FAWLEY is a township and chapelry in the parish of Fownhope, having
a railway station on the Hereford, Ross, and Gloucester branch of the
Great Western railway. It is distant 4 miles S. of the village of Fownhope,
4 N. of Ross, and 8¼ S.E. of Hereford, and is situated on a pleasant
site on the banks of the Wye, which meanders in a very singular manner.
It is in the same ecclesiastical and civil divisions as Fownhope. (For
population and other statistics see Fownhope.) The chapel of ease is a
small stone structure, with a nave, chancel, and one bell. The living is a
chapelry annexed to Fownhope vicarage; patrons, the Dean and Chapter
of Hereford; vicar, Rev. Thomas West, M.A., of St. Edmund Hall, Oxford.

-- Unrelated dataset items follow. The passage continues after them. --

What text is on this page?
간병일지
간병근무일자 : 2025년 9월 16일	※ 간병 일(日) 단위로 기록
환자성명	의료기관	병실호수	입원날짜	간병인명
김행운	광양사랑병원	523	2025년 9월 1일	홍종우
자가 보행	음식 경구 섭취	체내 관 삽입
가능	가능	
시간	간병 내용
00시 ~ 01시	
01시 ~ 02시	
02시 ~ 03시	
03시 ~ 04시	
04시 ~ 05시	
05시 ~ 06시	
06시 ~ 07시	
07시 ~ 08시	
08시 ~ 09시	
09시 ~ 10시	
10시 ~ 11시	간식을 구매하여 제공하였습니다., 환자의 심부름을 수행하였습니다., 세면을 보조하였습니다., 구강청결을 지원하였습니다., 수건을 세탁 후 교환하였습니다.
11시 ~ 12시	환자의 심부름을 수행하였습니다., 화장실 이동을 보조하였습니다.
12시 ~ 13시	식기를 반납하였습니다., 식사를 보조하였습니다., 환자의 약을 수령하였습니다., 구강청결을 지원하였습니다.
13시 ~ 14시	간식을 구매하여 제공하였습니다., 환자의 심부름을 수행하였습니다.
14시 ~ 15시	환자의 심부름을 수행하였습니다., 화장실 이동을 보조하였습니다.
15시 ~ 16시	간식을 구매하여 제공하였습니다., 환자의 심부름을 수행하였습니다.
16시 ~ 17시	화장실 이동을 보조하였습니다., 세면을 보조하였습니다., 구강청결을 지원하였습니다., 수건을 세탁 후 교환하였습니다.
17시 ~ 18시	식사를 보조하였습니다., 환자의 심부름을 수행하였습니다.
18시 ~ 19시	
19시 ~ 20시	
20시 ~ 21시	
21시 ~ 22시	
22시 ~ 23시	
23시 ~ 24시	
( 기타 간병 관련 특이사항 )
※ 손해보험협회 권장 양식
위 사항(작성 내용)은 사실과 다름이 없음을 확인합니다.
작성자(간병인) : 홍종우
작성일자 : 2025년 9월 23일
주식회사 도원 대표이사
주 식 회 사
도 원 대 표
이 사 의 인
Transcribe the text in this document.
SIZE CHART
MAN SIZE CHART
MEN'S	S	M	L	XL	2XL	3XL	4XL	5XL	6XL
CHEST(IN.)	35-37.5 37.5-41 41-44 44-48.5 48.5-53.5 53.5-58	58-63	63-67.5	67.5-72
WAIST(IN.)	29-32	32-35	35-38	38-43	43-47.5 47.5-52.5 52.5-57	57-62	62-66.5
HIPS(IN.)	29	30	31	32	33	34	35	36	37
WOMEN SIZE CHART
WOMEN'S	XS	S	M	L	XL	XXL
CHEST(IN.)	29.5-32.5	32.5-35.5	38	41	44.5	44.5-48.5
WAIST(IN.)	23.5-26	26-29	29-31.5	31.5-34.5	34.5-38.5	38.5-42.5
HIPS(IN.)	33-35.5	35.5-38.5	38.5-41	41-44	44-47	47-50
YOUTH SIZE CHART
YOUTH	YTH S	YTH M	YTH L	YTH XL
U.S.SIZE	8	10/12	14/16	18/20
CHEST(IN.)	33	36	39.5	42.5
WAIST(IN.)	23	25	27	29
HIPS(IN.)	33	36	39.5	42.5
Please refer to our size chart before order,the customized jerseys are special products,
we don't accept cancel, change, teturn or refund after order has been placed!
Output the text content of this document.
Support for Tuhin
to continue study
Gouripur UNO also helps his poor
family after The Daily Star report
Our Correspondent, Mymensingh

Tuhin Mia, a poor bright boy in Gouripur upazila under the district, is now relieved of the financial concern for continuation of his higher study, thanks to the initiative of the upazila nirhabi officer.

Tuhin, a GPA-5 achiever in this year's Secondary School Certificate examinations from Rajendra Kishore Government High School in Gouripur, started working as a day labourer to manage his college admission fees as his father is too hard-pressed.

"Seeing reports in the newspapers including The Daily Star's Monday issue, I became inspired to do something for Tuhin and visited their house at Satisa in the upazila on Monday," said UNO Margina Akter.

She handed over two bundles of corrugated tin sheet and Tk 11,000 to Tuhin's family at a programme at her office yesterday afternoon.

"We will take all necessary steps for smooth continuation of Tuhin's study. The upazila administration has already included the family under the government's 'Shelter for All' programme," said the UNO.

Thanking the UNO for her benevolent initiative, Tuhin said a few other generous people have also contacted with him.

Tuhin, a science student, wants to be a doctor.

The children from Fawley attend the new school at Brockhampton. Fawley
Court, the residence of Mr. William Alfred Bellamy, an extensive farmer,
is a building in the Elizabethan style of architecture, exhibiting traces of
great antiquity. It was anciently the property of Sir John Kyrle, an
ancestor of the "Man of Ross". It now belongs to Lieut.- Colonel John
Ernle Money-Kyrle, of Homme house, Much Marcle, near Dymock.
POSTAL REGULATIONS.- Letters arrive by messenger from Ross. The
letter-box at Fawley railway bridge is cleared at 4.30 p.m. on week days
only. Hoarwithy and Fownhope are the nearest money order offices. Ross
is the telegraph office and post town.
Chapel of Ease.- Rev. Thomas West, M.A., Vicar; Rev. Thomas V.
Cornell, Curate.
Fawley Railway Station (Hereford, Ross, and Gloucester Railway - G.W.R.)-James H. Chilman, Station Master.